Este estudio publicado por la Rosa-Luxemburg-Stiftung revela en la especificidad de Segovia el desarrollo reciente de una realidad mucho más cruda. La expansión del campus de la IE University en Segovia está alterando y poniendo en duda su propia esencia como ciudad, entendida como un espacio de convivencia articulado por y para sus habitantes. Por desgracia, hoy en día son sus visitantes quienes la definen. En tan solo unos años, el número de estudiantes de la IE (Instituto de Empresa) en Segovia se ha duplicado, pasando de 1 534 en 2019 a 3 923 en 202. Según el informe, el 94 % de estos alumnos son extranjeros, alquilan mediante contratos de temporada —con una duración media de nueve meses— y pagan una renta mensual media de 1099 euros por persona. En contraste, un estudiante del campus de la Universidad de Valladolid paga un promedio de 376 euros al mes. La diferencia de renta entre ambos perfiles de alumnos es espectacular, y una gran oportunidad de negocio para quien pueda explotarla. La propia universidad ha sabido capitalizar este mercado a través de la apertura de sus propias residencias, y ha firmado acuerdos con otros actores del sector inmobiliario para explotar este negocio, tal como señala el informe.

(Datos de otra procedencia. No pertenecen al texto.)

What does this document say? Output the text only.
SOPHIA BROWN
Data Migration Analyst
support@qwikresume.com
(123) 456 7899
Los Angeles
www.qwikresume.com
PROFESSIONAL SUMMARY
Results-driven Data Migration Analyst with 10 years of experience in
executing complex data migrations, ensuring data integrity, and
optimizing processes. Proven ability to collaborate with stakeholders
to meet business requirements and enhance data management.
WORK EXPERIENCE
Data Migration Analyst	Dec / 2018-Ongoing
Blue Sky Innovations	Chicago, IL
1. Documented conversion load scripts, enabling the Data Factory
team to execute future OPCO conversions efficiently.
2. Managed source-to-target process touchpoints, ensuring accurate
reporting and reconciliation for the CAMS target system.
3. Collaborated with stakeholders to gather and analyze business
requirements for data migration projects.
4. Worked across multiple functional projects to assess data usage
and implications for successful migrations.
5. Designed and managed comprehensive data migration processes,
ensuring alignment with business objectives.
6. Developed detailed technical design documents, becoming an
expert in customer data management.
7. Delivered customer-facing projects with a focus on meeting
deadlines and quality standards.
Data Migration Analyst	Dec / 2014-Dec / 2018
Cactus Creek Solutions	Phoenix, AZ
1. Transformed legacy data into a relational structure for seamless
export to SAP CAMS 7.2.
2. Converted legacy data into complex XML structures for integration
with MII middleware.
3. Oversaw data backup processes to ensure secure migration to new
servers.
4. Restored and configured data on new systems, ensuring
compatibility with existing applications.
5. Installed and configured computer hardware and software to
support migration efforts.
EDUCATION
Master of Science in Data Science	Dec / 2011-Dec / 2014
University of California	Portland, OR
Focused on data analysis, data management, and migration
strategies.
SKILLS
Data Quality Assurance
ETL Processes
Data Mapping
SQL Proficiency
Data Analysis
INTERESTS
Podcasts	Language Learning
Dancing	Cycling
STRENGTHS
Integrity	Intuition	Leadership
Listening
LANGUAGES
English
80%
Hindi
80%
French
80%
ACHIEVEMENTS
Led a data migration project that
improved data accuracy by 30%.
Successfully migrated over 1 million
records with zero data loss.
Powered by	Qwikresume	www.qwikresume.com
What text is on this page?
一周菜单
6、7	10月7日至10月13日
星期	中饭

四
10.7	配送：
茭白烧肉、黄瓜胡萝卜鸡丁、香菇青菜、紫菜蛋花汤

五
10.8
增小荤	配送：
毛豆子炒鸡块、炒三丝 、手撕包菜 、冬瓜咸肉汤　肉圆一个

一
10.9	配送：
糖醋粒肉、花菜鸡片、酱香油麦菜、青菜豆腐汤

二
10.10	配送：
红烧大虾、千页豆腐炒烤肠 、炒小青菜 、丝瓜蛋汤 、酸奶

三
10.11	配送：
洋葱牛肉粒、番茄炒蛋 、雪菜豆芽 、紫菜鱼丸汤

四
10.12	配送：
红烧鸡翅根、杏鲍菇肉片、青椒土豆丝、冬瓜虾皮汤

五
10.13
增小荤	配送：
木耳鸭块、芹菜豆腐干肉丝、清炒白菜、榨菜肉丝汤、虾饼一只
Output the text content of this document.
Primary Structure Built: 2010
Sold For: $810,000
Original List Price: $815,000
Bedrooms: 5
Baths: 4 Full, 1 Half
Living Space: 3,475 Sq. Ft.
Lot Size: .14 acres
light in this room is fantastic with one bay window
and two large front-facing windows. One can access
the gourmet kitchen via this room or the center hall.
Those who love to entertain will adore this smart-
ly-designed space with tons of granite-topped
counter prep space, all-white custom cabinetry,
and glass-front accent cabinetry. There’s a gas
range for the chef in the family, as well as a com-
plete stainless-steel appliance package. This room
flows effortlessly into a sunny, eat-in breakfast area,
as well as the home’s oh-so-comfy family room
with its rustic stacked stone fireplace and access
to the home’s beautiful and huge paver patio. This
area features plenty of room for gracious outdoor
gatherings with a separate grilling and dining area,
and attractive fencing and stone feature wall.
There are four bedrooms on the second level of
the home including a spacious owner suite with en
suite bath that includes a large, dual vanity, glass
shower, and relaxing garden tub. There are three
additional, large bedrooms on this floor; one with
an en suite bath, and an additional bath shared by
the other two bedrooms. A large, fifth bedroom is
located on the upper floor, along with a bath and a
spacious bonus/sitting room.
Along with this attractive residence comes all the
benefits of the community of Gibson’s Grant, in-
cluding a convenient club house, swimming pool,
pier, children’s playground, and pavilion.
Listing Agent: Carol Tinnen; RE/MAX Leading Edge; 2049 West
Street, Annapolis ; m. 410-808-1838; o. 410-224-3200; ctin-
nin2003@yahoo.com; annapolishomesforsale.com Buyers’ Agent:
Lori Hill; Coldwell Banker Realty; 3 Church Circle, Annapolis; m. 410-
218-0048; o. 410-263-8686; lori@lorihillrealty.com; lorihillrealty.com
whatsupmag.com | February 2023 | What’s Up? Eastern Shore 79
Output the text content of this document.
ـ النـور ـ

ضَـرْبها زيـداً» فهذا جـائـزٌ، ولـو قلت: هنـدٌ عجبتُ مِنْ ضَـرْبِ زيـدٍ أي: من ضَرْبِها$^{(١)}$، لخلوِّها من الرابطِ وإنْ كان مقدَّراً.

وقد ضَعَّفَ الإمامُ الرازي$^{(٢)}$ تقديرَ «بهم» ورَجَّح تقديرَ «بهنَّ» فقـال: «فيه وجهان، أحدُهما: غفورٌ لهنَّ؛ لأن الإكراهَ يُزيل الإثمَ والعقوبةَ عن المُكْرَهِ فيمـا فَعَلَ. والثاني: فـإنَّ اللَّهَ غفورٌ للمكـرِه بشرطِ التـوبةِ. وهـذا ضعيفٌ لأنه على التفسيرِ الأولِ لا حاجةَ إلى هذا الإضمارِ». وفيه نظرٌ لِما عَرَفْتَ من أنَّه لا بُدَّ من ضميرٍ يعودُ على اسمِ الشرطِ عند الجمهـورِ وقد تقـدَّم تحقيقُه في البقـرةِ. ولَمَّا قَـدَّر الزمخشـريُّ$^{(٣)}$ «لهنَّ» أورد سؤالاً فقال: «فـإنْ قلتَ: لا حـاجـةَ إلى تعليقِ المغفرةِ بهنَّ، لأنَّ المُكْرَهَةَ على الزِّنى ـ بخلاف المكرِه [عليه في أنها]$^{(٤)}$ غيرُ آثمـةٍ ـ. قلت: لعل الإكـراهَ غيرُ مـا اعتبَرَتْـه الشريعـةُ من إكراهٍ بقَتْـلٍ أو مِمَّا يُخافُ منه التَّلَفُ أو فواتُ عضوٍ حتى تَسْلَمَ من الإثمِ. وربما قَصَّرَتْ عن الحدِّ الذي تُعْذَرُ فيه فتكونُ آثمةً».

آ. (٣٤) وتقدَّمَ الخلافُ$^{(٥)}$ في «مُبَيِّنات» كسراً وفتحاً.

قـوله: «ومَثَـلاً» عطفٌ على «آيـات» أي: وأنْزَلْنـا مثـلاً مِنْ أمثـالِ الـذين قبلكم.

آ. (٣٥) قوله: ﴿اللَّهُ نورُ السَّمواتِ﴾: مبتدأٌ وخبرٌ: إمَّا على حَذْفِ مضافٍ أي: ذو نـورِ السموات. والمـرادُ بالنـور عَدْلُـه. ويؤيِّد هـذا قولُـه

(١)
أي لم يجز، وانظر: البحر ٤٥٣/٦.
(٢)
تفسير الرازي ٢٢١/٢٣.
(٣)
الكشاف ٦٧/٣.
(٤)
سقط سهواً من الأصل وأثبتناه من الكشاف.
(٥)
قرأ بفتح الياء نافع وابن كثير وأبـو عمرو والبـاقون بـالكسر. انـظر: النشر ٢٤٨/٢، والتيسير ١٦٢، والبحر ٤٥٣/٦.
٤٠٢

La llegada de la IE University supone una auténtica conmoción en el mercado inmobiliario local. Atraer a personas dispuestas a pagar esas cantidades por un alquiler provoca una explosión de precios. Desde la perspectiva de la brecha de renta, lo que cualquier casero desearía es expulsar a sus inquilinos actuales para alquilar la vivienda a un estudiante de la IE: eso le garantiza mayores ingresos y, además, un mayor control sobre la propiedad. Este fenómeno no solo afecta a quienes alquilan viviendas de forma directa a estos estudiantes, sino que permite al resto de caseros subir los precios aprovechando el efecto que este nuevo perfil de inquilino tiene sobre el mercado.

De este modo, la especulación y el rentismo están configurando una nueva geografía territorial. Segovia ha dejado de ser un territorio con una tendencia secular a la baja en las rentas inmobiliarias y que únicamente emite población desplazada. Se ha integrado rápidamente en tendencias globales tales como el surgimiento de plataformas como Airbnb y la proliferación de universidades privadas. Este fenómeno cuenta con la complicidad tácita, y en ocasiones explícita, de las administraciones públicas en todos sus niveles (Gobierno Central, Junta de Castilla y León y ayuntamiento).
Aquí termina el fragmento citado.